Sunday, June 14, 2020

Lessons learned in twenty years in Canada


This weekend twenty years ago I left Israel and moved to Canada.

It was the kind of journey that, like stormy waters, made me a skilled sailor. I left my extended family behind, and old, strong friendships with people who loved me dearly to follow an yearning for a loving marriage that took me to Yellowknife, in the Northwest Territories (where you hit the nail in the Canada map to hang it on the wall), and later to the coldest capital of the world.

I learned hard and valuable lessons in these twenty years. Among them:

- Making life changing decisions, like getting married and migrating to another country must be done with the agreement of the head, the heart, and the guts. 

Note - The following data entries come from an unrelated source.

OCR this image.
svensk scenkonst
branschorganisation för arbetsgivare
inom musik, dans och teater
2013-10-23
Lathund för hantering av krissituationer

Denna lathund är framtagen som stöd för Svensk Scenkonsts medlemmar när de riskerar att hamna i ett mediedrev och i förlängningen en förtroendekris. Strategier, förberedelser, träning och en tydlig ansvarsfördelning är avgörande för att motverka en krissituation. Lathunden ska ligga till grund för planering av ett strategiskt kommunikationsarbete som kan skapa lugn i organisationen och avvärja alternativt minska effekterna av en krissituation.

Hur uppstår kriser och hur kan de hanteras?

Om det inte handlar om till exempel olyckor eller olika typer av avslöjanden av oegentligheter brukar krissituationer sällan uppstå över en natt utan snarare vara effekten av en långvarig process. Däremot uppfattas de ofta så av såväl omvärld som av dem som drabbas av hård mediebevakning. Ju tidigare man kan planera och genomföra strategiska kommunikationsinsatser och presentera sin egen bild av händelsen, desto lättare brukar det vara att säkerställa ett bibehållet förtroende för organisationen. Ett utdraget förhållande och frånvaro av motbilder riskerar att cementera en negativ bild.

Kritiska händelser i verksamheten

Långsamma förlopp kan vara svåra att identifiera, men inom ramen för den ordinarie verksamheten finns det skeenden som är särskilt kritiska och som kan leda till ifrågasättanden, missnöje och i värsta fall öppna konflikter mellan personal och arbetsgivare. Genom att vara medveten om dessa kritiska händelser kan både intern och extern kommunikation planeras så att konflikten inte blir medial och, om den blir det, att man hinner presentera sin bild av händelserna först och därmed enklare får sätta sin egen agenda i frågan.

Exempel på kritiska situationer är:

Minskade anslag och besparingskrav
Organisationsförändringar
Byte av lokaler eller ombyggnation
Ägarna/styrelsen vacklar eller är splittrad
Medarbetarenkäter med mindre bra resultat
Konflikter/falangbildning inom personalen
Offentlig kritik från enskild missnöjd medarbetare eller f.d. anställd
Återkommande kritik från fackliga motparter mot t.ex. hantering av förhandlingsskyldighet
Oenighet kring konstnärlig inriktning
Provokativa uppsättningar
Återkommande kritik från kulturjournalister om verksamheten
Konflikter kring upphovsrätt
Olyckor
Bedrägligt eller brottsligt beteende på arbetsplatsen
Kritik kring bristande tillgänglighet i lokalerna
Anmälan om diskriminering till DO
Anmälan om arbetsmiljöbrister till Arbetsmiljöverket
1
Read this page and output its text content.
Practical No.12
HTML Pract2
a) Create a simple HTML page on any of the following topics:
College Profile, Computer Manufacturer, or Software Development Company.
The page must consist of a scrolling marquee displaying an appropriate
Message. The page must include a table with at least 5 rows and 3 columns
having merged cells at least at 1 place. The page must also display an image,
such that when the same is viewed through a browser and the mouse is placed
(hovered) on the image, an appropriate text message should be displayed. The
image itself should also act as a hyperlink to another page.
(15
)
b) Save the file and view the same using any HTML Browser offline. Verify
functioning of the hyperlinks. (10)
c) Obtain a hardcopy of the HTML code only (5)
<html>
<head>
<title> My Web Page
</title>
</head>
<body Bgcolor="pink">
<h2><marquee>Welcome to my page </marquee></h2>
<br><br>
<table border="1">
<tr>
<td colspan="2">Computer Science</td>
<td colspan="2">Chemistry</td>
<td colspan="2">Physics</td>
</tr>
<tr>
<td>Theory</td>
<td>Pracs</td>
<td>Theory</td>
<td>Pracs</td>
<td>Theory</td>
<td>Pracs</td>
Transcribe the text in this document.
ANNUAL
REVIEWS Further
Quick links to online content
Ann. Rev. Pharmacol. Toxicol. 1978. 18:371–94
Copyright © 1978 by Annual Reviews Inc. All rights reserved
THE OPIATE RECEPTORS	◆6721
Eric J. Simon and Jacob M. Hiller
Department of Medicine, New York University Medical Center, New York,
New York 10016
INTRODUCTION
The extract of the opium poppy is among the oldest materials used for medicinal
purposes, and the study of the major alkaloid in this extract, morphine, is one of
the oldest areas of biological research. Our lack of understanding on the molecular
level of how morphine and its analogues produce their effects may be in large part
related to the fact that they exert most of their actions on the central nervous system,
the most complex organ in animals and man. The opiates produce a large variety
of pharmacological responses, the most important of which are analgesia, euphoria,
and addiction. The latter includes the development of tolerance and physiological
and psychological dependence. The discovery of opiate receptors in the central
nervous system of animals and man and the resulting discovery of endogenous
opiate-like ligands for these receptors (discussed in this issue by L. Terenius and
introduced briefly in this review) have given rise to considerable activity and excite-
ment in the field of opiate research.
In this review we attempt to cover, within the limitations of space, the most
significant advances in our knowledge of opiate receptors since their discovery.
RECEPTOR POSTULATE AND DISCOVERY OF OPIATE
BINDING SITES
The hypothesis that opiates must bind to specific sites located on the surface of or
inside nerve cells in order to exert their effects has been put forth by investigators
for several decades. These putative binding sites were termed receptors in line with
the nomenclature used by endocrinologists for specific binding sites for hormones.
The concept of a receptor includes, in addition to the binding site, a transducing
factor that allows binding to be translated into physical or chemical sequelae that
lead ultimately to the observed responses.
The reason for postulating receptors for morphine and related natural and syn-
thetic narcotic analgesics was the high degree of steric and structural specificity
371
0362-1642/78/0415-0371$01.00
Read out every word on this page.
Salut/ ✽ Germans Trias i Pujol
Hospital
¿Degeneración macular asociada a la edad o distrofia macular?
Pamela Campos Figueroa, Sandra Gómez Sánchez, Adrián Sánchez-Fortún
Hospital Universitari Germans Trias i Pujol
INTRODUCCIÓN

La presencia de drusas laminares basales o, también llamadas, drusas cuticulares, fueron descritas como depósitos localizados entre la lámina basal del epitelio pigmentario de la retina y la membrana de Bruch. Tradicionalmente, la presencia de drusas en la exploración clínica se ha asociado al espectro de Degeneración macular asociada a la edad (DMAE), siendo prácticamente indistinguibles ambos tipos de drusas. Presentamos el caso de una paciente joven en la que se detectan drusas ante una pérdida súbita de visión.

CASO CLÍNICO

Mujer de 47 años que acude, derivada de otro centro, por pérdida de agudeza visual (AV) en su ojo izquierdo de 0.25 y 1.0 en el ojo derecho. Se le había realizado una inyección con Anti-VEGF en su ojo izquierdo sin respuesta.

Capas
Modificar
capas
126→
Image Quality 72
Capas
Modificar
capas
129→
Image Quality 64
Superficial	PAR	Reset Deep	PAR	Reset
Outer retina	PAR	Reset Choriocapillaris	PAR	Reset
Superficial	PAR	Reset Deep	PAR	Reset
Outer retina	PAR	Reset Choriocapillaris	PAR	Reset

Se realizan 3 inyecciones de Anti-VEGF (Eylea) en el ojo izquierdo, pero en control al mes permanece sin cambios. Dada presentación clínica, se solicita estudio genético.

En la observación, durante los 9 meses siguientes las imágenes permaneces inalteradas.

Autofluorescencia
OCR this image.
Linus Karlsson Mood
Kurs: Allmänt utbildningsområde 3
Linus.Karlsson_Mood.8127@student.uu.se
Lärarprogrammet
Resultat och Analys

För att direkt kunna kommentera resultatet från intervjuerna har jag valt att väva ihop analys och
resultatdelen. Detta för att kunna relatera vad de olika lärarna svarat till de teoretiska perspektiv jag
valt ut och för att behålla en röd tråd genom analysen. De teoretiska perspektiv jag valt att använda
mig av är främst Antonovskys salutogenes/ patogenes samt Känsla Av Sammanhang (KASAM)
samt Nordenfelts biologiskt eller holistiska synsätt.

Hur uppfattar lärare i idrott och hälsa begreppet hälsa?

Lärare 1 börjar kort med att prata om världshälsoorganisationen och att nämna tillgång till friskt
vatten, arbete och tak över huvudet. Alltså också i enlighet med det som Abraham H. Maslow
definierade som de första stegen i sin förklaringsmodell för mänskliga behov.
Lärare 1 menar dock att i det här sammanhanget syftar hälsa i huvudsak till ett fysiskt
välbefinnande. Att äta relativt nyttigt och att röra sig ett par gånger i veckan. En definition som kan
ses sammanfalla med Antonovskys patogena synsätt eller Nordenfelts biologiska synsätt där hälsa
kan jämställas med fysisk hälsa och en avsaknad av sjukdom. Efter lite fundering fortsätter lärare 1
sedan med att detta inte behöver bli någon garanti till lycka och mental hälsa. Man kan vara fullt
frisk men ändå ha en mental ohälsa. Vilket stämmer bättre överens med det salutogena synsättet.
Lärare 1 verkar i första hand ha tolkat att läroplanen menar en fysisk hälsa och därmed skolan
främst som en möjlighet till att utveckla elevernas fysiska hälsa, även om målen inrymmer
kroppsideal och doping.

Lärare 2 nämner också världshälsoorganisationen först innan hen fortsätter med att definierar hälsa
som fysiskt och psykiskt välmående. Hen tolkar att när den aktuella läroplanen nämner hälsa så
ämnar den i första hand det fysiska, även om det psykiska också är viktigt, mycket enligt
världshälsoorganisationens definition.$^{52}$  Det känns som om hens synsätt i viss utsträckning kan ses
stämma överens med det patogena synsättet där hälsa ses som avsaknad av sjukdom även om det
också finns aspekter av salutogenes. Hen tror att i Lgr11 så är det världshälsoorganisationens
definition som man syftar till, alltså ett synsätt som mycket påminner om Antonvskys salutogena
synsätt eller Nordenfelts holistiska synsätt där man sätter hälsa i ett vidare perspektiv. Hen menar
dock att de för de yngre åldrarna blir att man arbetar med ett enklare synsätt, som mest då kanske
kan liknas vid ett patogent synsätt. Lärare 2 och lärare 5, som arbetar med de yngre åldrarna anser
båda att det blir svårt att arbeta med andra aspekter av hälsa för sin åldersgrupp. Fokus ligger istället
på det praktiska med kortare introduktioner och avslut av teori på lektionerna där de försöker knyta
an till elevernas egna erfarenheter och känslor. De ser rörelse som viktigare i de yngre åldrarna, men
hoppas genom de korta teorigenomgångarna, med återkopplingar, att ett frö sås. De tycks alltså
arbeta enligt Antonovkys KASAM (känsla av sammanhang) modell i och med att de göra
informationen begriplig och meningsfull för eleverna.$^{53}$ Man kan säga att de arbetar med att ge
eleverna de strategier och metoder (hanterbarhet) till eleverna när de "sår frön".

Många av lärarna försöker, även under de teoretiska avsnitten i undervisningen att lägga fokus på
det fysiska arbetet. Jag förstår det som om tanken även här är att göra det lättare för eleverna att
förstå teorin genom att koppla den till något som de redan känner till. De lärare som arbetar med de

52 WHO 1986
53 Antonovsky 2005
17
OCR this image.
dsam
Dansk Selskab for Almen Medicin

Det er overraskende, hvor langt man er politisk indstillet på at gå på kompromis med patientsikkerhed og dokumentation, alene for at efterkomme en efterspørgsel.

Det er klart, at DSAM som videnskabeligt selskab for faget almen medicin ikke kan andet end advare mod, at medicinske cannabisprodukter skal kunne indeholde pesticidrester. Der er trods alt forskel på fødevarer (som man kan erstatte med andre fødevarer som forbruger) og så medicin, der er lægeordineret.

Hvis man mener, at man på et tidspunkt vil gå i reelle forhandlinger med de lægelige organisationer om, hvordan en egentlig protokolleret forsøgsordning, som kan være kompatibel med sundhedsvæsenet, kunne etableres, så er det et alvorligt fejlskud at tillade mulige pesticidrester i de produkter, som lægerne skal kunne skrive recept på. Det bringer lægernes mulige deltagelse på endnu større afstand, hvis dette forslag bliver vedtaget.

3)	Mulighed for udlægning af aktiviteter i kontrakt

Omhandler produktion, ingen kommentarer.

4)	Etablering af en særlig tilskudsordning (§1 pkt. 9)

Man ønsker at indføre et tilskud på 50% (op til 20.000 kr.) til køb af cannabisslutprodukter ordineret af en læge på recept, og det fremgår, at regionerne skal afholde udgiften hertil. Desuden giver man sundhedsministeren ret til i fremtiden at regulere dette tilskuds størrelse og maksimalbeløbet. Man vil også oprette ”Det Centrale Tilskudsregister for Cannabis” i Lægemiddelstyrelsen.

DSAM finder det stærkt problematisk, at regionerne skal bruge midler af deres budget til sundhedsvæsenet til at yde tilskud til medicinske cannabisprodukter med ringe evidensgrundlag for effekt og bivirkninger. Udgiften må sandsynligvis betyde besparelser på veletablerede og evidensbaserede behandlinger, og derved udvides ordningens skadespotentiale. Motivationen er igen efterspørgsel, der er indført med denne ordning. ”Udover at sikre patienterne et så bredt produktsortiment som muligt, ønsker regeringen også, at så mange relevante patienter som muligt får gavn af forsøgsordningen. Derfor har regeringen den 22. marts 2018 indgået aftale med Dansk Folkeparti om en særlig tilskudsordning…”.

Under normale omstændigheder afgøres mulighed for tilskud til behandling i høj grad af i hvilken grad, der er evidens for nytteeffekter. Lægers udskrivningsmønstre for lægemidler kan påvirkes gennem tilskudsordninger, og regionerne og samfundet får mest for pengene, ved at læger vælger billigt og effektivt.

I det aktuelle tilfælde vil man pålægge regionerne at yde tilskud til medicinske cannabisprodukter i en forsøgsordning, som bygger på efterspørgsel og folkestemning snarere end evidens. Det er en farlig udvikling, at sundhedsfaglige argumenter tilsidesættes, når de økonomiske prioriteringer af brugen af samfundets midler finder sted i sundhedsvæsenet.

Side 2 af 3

- Love is unconditional; relationships are not. I designed my wedding invitations with an image of a camel and a polar bear kissing over the globe and the slogan: "Love has no boundaries". It turned out that the camel froze her butt and the polar bear can't handle heat. 

- Following a yearning is not enough. You must have a good map to navigate relationships that includes knowledge of developmental stages, personality types, cultural conditioning, trauma. If you asked me then why I would think we'd be a good match, I would say we shared a sense of humour and a love for dogs. That was true, and far from enough to play house together.

- Listen to your instincts. Embodied awareness of the gut feelings could be a life saving skill and now I know how to do it. I did not know to notice when my stomach was shrunk, my belly tight and cold, and my shoulders raised, and had no language to interpret the tension and contraction. Now I know. And I teach it 

- Follow the loving kindness. How your mate treats his body, his family members and other people, is how he will treat you. 

- Listen to your friends: they shed light on your blind spots, especially when in the spells of attraction. Mine did. 

- Heal your trauma, it leaks in relationships and will poison them. And enter in a relationship with someone who's been healing their trauma as well. That's a non-negotiable.

- Pay attention to your dreams and intuition. Before moving I dreamt that I was in a dark, arid place covered in ice, running after a bus to take me out of there. The place was vast, only ice and dark skies, I was alone and scared.

In the photo: the stuffed polar bear that greeted me in the Yellowknife airport twenty years ago yesterday.